Despite themselves, these four Nigerian women whose fascinating love lives are explored subscribe to the myth of a knight in shining armor and light at the end of the very dark tunnel. By the end of the film, these princely paragons glimmer as shining exceptions to every rule and every norm of societal correctness. They flirt with egotism, duplicity and uproariously depicted sexual ineptitude cum independence with varying degrees of forbearance, until they run out of patience. Then, with habitual soap opera-like candour, they set in motion the climax with flouncy, theatrical flourish.

Although FIFTY aspires to be more than a slick soap opera, underneath its feistiness it glistens with romantic fancies. Contributing to the heady atmosphere is a luscious soundtrack of folk ballads, rendered by King Sunny Ade, Femi Kuti, Nneka, Tiwa Savage and Waje who all make cameo appearances. Although the songs slip unobtrusively in and out of the background, they function subliminally as romantic chorale that lends the movie depth and a crimson romantic flush. That radiance complements the story’s phoenix locale, a posh suburban delight of rosy sunsets, large, pristine homes, offices among other sceneries.

The four leading ladies elicit awe by their flamboyant, flavorful performances. Doyle has shed the defensive hauteur that made her portrayal of a young wife in TV sitcom “Fuji House of Commotion” seem too laborious and unwieldy. Oboli imbues her character with blush and a sexy comic swivel, and Ikpe-Etim exudes smoldering heat that is tempered by Dakore’s ambitious poise.

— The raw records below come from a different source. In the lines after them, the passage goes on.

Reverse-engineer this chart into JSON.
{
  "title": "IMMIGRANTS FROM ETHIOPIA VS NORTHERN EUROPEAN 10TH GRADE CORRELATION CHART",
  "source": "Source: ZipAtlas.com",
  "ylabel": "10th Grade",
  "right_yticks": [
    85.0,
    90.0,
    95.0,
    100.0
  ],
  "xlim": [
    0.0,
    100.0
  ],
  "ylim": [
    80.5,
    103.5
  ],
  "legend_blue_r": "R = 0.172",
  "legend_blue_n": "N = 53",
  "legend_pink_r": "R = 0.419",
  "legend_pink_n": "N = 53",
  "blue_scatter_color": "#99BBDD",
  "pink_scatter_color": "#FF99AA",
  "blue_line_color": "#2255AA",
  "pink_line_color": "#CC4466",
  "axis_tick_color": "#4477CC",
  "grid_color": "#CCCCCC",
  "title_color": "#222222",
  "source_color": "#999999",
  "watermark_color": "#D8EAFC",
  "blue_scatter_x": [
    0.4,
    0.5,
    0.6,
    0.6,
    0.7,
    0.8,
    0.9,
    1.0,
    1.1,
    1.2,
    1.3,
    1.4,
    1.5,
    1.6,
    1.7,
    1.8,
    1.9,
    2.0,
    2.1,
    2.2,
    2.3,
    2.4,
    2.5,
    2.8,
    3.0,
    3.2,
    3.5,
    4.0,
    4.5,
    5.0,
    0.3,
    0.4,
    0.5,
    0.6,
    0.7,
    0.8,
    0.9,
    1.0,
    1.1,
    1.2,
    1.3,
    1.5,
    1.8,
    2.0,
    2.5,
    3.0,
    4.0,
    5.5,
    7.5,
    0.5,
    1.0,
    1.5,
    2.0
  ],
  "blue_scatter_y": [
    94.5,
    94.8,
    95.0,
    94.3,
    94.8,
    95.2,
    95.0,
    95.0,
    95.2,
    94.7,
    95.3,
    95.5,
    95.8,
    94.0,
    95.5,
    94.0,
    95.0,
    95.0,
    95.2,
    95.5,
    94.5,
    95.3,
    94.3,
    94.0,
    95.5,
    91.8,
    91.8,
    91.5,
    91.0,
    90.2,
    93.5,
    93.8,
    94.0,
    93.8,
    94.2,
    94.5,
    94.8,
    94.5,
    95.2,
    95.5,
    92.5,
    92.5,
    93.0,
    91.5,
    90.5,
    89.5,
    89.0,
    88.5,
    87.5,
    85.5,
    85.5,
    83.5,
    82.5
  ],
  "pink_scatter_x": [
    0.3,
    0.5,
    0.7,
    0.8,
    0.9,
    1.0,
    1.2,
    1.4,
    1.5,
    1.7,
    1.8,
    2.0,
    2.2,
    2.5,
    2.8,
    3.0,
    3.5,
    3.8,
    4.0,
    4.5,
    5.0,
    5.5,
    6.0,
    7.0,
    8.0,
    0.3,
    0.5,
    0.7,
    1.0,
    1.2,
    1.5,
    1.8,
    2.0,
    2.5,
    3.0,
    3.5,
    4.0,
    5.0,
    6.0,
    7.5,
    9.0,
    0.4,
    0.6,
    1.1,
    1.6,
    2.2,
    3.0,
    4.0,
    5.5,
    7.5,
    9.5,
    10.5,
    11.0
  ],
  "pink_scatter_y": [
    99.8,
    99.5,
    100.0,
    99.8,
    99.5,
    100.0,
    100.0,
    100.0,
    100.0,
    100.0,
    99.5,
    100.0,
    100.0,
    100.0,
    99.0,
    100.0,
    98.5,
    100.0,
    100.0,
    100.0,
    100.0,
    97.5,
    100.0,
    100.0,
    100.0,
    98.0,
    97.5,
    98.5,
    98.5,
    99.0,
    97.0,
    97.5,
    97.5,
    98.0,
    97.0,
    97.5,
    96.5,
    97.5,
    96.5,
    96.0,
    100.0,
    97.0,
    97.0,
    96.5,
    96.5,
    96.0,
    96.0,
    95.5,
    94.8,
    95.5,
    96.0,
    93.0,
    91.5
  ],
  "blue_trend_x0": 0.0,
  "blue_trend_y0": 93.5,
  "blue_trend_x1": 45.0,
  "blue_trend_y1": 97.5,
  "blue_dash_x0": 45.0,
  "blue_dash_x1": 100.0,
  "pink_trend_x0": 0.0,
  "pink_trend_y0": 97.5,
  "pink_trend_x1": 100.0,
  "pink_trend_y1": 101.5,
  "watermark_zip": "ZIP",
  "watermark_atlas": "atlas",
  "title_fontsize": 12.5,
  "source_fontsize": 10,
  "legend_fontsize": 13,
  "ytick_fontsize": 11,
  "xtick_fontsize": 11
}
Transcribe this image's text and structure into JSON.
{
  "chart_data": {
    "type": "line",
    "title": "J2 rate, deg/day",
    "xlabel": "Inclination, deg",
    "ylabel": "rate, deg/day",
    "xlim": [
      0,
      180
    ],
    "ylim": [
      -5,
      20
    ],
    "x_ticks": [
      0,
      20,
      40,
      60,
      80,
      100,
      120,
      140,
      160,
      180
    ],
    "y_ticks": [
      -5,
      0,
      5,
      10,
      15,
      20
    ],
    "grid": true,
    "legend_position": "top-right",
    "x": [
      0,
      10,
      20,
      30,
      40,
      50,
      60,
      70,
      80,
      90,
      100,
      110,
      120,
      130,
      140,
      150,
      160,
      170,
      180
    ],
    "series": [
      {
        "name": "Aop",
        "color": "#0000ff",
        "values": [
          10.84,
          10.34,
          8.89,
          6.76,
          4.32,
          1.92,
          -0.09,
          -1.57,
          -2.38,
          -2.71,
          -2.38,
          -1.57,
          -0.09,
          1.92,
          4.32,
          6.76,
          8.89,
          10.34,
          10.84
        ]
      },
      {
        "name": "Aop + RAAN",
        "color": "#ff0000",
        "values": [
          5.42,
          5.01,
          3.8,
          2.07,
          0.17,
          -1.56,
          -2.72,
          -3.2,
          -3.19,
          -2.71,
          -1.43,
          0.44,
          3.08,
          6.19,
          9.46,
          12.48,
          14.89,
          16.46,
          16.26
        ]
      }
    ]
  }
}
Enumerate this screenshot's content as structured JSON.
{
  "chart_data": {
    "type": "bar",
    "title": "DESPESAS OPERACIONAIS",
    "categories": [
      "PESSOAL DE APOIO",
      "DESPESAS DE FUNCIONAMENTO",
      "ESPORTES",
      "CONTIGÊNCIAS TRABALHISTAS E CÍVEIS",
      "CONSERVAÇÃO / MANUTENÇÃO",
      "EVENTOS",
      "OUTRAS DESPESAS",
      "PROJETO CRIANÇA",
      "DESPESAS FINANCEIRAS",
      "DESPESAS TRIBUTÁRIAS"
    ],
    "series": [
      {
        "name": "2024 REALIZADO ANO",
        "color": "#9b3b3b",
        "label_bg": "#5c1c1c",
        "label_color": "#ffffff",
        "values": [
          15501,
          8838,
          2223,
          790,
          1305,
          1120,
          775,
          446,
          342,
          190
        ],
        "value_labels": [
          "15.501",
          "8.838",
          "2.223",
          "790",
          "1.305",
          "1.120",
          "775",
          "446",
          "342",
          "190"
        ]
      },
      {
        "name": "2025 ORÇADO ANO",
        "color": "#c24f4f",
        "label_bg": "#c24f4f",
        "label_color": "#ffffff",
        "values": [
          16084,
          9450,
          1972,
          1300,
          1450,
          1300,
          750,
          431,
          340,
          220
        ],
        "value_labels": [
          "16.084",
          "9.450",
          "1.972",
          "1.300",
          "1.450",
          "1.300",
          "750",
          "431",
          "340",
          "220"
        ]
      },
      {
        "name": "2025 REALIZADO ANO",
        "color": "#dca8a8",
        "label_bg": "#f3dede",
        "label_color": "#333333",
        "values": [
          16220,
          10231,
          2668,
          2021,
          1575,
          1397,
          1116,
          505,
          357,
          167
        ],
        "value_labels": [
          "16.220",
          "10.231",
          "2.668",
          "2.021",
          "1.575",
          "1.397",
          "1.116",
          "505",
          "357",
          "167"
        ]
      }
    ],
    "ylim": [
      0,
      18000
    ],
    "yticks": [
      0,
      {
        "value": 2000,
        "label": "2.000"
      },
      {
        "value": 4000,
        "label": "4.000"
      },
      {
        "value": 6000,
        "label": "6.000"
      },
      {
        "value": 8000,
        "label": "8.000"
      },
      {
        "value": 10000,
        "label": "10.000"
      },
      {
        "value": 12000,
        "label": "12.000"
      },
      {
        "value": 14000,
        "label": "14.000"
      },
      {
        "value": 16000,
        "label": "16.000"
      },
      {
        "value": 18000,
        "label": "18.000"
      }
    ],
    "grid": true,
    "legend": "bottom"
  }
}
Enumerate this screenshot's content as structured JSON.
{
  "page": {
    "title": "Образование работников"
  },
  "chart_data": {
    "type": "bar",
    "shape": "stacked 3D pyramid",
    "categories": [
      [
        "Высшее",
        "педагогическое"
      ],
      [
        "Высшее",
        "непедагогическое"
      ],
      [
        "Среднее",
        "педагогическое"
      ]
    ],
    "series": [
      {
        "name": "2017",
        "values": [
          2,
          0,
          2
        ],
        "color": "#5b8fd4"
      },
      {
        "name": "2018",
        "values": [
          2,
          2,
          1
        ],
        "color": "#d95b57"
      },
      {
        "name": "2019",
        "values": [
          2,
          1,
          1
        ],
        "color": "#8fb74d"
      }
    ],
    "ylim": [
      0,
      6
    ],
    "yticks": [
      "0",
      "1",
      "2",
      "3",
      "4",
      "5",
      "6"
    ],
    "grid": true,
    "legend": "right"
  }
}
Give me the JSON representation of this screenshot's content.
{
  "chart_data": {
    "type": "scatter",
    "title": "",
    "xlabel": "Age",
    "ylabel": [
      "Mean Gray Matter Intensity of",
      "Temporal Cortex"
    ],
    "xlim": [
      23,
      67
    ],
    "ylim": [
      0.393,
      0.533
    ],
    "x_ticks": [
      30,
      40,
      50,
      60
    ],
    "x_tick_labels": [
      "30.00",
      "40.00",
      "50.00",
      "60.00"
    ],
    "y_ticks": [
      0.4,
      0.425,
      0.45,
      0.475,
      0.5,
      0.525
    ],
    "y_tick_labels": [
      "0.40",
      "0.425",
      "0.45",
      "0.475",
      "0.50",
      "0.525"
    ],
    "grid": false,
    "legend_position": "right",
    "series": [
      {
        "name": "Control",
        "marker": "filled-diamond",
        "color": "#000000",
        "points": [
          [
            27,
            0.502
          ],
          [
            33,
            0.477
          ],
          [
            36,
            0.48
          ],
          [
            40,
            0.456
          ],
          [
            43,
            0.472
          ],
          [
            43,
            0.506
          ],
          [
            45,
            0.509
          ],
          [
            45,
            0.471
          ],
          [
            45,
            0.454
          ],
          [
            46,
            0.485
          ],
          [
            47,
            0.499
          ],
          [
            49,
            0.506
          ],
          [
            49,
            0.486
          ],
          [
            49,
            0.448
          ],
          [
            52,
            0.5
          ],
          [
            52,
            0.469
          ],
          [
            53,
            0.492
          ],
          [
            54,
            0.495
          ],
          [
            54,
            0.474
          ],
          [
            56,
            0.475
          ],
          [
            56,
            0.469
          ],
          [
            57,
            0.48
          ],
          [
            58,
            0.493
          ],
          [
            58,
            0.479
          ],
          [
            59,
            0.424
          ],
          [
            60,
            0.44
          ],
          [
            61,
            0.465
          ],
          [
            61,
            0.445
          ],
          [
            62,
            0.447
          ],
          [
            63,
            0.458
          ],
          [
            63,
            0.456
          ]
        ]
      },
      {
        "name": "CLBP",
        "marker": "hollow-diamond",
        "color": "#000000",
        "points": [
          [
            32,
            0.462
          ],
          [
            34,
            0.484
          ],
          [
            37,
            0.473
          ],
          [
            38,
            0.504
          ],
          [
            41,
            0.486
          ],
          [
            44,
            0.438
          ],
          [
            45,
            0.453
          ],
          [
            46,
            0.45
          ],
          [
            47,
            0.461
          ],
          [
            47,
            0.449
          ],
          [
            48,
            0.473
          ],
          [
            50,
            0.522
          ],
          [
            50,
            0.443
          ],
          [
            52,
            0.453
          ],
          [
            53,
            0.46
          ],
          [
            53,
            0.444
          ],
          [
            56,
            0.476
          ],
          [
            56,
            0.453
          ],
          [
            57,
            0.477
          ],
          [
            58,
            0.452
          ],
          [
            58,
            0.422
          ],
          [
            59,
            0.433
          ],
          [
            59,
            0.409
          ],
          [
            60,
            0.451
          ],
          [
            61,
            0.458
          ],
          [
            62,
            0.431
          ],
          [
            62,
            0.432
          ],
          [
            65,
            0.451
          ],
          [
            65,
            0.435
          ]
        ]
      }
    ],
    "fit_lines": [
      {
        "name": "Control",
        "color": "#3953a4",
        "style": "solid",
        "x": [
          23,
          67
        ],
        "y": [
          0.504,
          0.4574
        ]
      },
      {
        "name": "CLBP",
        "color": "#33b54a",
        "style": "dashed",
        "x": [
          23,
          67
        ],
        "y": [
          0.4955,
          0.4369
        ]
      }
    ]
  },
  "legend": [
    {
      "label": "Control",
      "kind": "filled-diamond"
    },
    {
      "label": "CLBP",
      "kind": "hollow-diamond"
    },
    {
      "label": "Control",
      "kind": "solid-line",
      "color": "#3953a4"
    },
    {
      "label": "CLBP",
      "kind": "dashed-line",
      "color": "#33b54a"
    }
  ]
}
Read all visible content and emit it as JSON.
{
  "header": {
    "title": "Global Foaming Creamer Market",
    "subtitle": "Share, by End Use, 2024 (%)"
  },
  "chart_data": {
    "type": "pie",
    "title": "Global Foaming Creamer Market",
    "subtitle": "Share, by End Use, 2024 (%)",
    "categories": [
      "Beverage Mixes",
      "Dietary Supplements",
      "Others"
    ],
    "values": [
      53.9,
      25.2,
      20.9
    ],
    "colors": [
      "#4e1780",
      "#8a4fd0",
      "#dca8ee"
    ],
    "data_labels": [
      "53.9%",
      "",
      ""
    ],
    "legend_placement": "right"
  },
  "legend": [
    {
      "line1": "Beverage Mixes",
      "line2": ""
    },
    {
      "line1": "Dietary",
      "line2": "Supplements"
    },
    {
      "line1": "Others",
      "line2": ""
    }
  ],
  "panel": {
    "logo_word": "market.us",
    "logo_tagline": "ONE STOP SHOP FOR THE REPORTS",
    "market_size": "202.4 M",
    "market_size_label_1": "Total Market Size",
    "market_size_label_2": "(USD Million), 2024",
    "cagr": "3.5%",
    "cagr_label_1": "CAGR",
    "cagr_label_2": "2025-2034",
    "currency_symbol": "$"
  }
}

The movie is little more than a collection of vignettes strung around a candy-sweet theme and soundtracks. Fifty is no doubt, a sequence of star turns by four enchanting divas evoking dramatic fireworks from every discerning movie buff.

In a rare happenstance in the country’s film making history, the movie had a great outing at its screening at the 2015 London Film Festival in the ‘Love Category.’ While Biyi Bandele directs it, Mo Abudu, Executive Producer of Desperate Housewives Africa, the continent’s first drama format of the imported series, is also the Executive Producer of FIFTY.